B-TRAVEN a eu une vie bien remplie et
totalement déconcertante. À l’écart des médias, changeant régulièrement de
pseudonyme, cet allemand d’origine ira se réfugier clandestinement et très tôt
dans la région du Chiapas au Mexique. Sa vie est un roman à elle seule (et il
reste de nombreuses zones d’ombre car B-TRAVEN est l’un des écrivains les
plus énigmatiques, les plus mystérieux que la terre ait enfanté) bien que des
romans, il en écrira quelques uns. D’ailleurs, il faut bien l’admettre, derrière
l’homme engagé, libre, fuyant, recherchant l’anonymat voire la clandestinité,
le calme, vivre son anarchisme comme il l’entend, il y a un écrivain moyen.
B-TRAVEN ne possède pas une belle
écriture, ce n’est pas non plus un conteur hors pair, ses romans souffrent de
longueurs, de lourdeurs, de phrases boiteuses, d’hésitations. Il peut s’avérer ardu
de lire un roman de B-TRAVEN tellement le style est tout sauf limpide,
l’exception venant peut-être de ce « Trésor de la Sierra Madre »
(adapté peu après en film), pamphlet contre le matérialisme et le profit.

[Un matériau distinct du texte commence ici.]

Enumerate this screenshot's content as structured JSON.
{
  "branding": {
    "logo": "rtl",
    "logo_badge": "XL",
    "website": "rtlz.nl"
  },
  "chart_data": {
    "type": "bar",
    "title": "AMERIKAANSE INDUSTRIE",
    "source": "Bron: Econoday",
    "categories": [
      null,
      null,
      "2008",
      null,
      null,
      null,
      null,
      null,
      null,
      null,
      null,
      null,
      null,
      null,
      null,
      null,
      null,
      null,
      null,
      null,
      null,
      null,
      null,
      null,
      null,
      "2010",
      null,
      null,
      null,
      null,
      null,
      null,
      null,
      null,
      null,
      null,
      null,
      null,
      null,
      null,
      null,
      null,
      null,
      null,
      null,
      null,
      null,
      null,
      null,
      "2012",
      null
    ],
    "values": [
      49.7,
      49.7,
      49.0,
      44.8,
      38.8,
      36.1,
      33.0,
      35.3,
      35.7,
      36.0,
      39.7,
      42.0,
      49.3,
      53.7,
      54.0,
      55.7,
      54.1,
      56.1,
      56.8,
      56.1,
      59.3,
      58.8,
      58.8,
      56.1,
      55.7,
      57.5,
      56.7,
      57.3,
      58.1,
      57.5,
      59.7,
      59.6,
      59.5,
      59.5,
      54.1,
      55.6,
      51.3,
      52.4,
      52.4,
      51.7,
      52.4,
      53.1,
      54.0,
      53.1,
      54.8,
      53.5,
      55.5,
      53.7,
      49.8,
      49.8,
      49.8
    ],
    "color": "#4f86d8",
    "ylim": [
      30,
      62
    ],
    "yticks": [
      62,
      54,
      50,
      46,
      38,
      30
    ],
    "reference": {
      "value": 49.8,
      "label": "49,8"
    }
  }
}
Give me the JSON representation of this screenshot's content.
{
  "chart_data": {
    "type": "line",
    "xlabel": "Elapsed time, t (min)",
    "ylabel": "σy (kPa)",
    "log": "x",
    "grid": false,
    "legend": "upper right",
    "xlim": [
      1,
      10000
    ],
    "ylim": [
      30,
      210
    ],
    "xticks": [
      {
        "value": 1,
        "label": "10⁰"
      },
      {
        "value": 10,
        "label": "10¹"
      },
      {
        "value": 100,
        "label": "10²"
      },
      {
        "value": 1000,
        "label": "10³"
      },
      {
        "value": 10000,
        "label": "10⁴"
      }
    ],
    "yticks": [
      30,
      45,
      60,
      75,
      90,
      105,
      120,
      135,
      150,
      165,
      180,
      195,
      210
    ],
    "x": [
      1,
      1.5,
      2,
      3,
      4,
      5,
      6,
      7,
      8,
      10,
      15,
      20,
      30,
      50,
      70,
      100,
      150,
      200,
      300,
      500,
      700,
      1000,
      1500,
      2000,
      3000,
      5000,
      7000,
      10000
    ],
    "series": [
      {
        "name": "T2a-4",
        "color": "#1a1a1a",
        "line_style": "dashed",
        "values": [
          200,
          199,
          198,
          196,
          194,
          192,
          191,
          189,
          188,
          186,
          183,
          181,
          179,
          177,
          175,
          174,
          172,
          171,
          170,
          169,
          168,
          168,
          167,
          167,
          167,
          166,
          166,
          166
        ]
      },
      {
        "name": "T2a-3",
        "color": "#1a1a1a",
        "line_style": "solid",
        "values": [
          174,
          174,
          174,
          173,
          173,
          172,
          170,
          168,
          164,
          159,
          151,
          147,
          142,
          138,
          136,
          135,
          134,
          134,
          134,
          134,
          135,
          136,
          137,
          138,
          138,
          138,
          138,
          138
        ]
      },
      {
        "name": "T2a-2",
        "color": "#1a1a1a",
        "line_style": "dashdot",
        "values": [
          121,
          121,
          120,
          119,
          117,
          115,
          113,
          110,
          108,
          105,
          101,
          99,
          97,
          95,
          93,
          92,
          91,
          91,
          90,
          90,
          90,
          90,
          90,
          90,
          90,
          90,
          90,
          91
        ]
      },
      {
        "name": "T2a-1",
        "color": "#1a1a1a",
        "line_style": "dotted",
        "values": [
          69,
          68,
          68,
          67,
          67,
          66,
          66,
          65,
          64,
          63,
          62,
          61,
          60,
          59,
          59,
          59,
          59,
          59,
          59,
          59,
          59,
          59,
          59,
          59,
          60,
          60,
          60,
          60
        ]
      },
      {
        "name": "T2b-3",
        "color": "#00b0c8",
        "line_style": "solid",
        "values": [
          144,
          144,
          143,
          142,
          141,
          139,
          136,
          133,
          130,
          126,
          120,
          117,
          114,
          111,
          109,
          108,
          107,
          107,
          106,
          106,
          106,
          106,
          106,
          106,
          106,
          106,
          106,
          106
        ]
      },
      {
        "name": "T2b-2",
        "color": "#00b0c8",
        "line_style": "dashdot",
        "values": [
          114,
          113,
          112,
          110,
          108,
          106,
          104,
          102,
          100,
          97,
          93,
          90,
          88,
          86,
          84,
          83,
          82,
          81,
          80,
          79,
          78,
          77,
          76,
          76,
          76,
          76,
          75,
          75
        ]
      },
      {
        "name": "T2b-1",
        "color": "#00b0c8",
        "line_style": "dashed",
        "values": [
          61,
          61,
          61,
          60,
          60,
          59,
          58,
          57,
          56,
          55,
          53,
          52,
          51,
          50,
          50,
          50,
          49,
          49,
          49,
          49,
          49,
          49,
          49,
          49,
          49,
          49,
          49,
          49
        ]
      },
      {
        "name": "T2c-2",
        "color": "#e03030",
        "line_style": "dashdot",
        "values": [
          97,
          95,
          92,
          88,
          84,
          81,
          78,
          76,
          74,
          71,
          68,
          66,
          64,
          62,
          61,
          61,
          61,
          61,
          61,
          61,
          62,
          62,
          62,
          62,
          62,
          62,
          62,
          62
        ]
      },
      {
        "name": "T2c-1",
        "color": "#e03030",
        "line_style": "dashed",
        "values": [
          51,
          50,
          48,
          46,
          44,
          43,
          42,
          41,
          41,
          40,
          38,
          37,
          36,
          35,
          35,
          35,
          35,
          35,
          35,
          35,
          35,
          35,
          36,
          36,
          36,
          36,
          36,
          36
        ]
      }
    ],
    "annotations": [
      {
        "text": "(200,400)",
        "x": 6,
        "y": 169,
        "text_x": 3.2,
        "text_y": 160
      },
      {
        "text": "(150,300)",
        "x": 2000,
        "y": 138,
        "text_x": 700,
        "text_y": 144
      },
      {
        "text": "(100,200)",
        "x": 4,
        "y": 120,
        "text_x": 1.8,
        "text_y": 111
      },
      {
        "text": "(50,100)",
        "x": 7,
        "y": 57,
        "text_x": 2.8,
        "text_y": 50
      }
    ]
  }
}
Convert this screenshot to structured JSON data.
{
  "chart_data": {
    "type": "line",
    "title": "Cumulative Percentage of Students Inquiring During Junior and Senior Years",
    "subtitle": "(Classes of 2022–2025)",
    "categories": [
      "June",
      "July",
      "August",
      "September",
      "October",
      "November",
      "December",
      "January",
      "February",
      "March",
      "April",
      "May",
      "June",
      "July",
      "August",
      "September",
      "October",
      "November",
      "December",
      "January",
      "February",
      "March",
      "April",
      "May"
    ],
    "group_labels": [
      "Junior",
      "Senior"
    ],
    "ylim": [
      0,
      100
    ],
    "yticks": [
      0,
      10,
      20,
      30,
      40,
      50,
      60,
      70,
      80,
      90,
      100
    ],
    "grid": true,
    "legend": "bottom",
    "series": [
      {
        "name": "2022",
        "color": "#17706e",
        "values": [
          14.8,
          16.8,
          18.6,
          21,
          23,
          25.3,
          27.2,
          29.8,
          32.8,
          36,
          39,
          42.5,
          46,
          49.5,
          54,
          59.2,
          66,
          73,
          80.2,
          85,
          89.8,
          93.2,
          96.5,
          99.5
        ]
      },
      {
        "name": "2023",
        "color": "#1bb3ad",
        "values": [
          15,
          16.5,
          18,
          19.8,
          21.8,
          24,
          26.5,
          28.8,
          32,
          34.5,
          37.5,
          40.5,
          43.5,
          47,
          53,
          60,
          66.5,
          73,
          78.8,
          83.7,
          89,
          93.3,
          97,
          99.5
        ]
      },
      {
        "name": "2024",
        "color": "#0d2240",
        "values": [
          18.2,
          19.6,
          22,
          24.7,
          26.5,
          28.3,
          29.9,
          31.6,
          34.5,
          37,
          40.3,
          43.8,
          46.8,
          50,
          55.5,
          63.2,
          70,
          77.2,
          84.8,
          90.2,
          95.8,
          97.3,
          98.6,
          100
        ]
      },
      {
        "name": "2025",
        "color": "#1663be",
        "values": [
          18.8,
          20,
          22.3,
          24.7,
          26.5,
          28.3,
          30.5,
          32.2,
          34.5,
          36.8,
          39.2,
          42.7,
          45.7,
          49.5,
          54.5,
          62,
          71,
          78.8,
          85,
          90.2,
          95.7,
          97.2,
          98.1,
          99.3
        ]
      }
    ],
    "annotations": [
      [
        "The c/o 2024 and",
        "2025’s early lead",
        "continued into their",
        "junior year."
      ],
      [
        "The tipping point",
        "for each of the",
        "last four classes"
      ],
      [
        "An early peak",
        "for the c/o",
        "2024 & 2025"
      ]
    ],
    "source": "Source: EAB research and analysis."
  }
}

Souvent B-TRAVEN commence bien ses romans puis se perd en détails, piétine dans
la jungle aux côtés de ses personnages, a du mal à développer ses idées
pourtant précieuses.
Aujourd’hui il semble y avoir un regain
d’intérêts pour cet auteur. En 2007 déjà était parue cette BD de GOLO « B-Traven :
portrait d’un anonyme célèbre ». En tout début d’année 2018 sont parus la
pièce de théâtre « B-Traven » de Frédéric SONNTAG (Editions
Théâtrales) et cette biographie rééditée de Rolf RECKNAGEL « B-Traven romancier et
révolutionnaire » chez Libertalia. À propos de ces éditions, si elles
préparent un petit volume à paraître qui s’intitulera « Macario »,
elles ont déjà fait paraître un autre petit bouquin début 2018 (décidément), et
c’est précisément l’objet de cette chronique (nous y voilà).
« Le gros capitaliste », tout
petit recueil de moins de 40 pages, se divise en quatre parties. La nouvelle
« Le gros capitaliste » se lit comme un conte ou une fable et met en
scène un artisan mexicain confronté à une demande de gros contrat sur les
paniers qu’il fabrique, franche réussite anti-libérale, bien vue !
« Administration indienne et démocratie directe », là aussi sous
forme de conte, évoque le comportement à tenir pour un homme du peuple élu dans
une démocratie directe par des concitoyens qu’il ne devra pas mépriser tout en
se rappelant qu’il peut être révoqué à tout moment. Puis vient dans un style
journalistique un court texte dont le titre résume parfaitement le
contenu : « L’art des indiens ». La « lettre à Solidaridad
Internacional Antifascista » est la réponse que B-TRAVEN adressa aux
combattants républicains espagnols après qu’ils lui aient demandé de venir se
frotter au fascisme franquiste à leurs côtés en 1938, sa réponse est plutôt
originale et ne manque pas de sel. S’ensuivent quelques citations et une
postface succincte en guise de biographie expresse.
Ce recueil est franchement excellent,
varié, permettant de découvrir diverses facettes de l’auteur, son désir de
liberté, de simplicité, loin des foules et des lieux où s’écrit l’Histoire.
B-TRAVEN est resté sa vie en marge, acquérant une liberté à peu près totale. Apatride
revendiqué, avide de contrôler son destin, fier de n’avoir pas un sou de côté
malgré le succès de ses livres. Des livres dont, comme je l’ai plus ou moins
écrit plus haut, il n’est pas nécessaire d’avoir tout lu, mais si vous voulez
vous faire une idée pas trop déformée de ce que fut B-TRAVEN (mort en 1969),
son parcours, ses convictions, ce petit recueil me semble idéal et vous coûtera
une bouchée de pain, alors ce serait dommage de passer à côté. C’est sorti aux
Éditions Libertalia dont le catalogue est franchement alléchant.